Le gouvernement de transition malien a marqué un tournant décisif dans sa politique de fermeté en validant un projet d’ordonnance qui modifie en profondeur le code de la nationalité du pays. Lors d’une séance du Conseil des ministres, l’exécutif a acté cette mesure inédite : désormais, un Malien de naissance titulaire d’une autre nationalité pourrait perdre la nationalité malienne s’il est reconnu coupable d’avoir porté atteinte aux intérêts vitaux de l’État.

Un changement radical face aux binationaux

Jusqu’ici, la législation malienne ne permettait la déchéance de nationalité que pour les personnes naturalisées. Avec cette réforme, les autorités ciblent désormais aussi les binationaux nés Maliens, une première dans le paysage juridique du pays. Cette décision s’inscrit dans une logique de renforcement de la souveraineté nationale et de lutte contre les menaces internes comme externes.

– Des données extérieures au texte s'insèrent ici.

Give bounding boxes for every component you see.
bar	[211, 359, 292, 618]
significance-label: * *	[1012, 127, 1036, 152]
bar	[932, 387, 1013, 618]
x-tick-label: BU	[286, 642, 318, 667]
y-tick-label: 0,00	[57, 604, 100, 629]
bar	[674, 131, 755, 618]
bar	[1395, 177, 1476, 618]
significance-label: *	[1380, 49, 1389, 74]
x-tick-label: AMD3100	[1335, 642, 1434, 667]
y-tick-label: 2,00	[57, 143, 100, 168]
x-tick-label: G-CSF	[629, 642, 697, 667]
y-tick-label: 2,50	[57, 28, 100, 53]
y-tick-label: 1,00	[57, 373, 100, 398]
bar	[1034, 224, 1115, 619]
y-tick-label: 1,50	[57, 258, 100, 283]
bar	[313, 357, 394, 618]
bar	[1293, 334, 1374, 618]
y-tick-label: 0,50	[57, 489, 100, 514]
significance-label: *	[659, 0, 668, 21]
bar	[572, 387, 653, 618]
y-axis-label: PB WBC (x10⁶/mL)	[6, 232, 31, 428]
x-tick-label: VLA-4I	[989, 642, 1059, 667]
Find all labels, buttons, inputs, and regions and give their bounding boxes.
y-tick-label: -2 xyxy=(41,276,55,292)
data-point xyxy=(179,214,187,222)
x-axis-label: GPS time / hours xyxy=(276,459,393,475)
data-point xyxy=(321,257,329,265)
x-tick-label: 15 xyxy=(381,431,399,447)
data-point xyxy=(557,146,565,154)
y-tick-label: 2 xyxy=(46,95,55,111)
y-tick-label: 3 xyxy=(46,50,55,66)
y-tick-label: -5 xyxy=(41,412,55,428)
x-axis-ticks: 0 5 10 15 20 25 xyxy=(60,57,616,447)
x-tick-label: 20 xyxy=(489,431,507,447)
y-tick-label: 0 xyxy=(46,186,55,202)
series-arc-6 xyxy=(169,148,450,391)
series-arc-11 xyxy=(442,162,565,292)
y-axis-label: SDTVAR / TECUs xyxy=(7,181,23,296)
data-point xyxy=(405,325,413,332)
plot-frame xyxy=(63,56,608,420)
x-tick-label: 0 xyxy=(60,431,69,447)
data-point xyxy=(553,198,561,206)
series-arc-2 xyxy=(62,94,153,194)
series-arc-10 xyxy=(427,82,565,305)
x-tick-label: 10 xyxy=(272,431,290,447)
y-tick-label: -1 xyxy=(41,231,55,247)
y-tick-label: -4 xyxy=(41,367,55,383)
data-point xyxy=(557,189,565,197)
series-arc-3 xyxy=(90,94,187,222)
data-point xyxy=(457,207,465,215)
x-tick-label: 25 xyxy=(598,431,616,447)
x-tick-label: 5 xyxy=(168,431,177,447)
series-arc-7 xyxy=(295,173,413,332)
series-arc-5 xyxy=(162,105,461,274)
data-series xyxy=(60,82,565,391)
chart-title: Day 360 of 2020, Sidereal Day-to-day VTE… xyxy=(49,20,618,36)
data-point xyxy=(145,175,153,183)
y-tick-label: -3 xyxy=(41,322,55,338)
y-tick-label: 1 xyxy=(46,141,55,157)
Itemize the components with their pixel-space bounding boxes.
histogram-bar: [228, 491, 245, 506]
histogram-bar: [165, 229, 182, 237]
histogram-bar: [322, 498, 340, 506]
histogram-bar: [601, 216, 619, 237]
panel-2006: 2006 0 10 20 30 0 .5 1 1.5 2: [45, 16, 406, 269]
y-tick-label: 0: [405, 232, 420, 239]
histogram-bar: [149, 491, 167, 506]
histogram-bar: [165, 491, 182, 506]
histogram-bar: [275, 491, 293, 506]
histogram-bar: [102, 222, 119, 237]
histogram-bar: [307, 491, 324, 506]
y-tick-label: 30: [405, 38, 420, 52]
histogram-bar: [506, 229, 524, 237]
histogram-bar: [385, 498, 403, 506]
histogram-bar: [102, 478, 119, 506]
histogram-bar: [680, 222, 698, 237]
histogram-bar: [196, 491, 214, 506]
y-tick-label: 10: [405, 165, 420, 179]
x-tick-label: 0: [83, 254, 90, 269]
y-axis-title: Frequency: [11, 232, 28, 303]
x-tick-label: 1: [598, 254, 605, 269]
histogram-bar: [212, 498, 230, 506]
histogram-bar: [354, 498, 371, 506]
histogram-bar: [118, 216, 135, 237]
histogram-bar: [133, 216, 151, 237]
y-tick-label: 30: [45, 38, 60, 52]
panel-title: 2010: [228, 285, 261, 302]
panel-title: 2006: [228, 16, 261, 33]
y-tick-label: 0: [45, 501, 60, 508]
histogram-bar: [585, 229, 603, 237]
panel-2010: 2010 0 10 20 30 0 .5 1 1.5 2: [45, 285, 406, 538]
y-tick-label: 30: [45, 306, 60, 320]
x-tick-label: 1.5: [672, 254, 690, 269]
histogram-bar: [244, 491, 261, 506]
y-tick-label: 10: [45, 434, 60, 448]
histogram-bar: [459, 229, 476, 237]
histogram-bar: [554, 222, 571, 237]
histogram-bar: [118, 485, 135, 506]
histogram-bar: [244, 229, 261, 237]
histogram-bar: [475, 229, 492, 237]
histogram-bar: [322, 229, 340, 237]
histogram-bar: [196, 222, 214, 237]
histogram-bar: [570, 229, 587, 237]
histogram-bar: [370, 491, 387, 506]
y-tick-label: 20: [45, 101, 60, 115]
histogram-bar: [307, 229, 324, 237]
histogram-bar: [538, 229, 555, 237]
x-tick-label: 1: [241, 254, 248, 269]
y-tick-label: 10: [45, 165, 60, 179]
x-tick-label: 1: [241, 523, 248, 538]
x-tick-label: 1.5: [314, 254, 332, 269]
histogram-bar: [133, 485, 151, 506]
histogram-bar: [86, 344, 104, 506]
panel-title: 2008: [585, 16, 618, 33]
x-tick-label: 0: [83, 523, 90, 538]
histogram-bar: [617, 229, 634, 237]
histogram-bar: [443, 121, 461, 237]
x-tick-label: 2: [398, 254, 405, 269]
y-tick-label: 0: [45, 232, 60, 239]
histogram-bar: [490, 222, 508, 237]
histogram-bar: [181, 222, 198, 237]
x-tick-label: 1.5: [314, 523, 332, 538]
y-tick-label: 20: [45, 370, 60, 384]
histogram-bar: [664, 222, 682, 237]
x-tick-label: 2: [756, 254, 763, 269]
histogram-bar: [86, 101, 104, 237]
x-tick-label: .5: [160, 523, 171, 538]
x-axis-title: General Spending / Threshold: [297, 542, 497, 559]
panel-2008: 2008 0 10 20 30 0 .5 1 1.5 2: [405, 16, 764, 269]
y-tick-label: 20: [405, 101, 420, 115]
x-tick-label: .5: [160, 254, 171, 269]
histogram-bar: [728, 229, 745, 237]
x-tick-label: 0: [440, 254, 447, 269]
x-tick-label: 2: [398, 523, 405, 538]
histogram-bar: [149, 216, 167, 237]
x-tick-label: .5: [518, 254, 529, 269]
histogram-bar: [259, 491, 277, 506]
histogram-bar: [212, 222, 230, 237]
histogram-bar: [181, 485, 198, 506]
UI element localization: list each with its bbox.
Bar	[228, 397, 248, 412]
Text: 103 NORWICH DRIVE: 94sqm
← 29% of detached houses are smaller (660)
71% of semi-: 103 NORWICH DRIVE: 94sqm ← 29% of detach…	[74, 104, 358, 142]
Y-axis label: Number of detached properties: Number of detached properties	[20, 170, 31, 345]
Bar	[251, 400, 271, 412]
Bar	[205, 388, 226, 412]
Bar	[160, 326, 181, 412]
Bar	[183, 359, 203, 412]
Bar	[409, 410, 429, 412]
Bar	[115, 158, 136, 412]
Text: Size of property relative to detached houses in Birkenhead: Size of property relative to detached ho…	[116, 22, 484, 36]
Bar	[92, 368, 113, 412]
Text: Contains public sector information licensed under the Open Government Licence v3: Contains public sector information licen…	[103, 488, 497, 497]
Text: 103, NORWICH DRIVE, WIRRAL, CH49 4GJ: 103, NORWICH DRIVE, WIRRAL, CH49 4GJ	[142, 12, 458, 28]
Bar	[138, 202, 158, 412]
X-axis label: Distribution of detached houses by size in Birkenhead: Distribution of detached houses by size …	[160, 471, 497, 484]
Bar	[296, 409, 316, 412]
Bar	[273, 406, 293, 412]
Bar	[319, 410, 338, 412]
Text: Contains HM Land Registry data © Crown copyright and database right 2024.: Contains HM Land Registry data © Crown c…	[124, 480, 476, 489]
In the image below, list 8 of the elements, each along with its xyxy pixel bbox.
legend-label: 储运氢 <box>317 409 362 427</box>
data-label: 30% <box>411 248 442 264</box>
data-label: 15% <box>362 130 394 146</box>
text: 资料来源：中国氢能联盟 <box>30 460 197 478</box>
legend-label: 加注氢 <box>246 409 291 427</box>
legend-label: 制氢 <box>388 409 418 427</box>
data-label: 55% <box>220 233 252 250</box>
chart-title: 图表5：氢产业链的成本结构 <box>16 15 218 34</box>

Quels crimes justifient cette sanction ?

Les motifs d’application de cette mesure sont stricts et clairement définis. La procédure pourra être engagée à l’encontre de toute personne impliquée dans :

  • La complicité ou l’allégeance envers une puissance étrangère jugée hostile ;
  • Les mouvements séparatistes ou sécessionnistes actifs sur le territoire ;
  • Le financement, le soutien logistique ou l’apologie de groupes armés qualifiés de terroristes.

Pour se conformer aux conventions internationales, le texte stipule que la déchéance ne sera effective que si l’individu possède une autre nationalité, évitant ainsi de créer des situations d’apatridie.

Une arme politique contre l’opposition ?

Cette réforme suscite de vives interrogations quant à ses motivations profondes. En effet, plusieurs personnalités politiques de l’opposition, des journalistes dont les médias ont été suspendus, ainsi que des membres de groupes armés comme le Cadre stratégique permanent, vivent aujourd’hui en exil, principalement en Europe ou dans des pays voisins. Malgré leur éloignement géographique, ces figures conservent une influence significative, tant sur le plan médiatique que sur le terrain.

Avec cette nouvelle disposition, le pouvoir malien cherche à neutraliser administrativement ceux qu’il considère comme des obstacles à la refondation nationale. La déchéance de nationalité devient ainsi un outil de contrôle supplémentaire pour couper les liens légaux et symboliques entre ces acteurs et le Mali.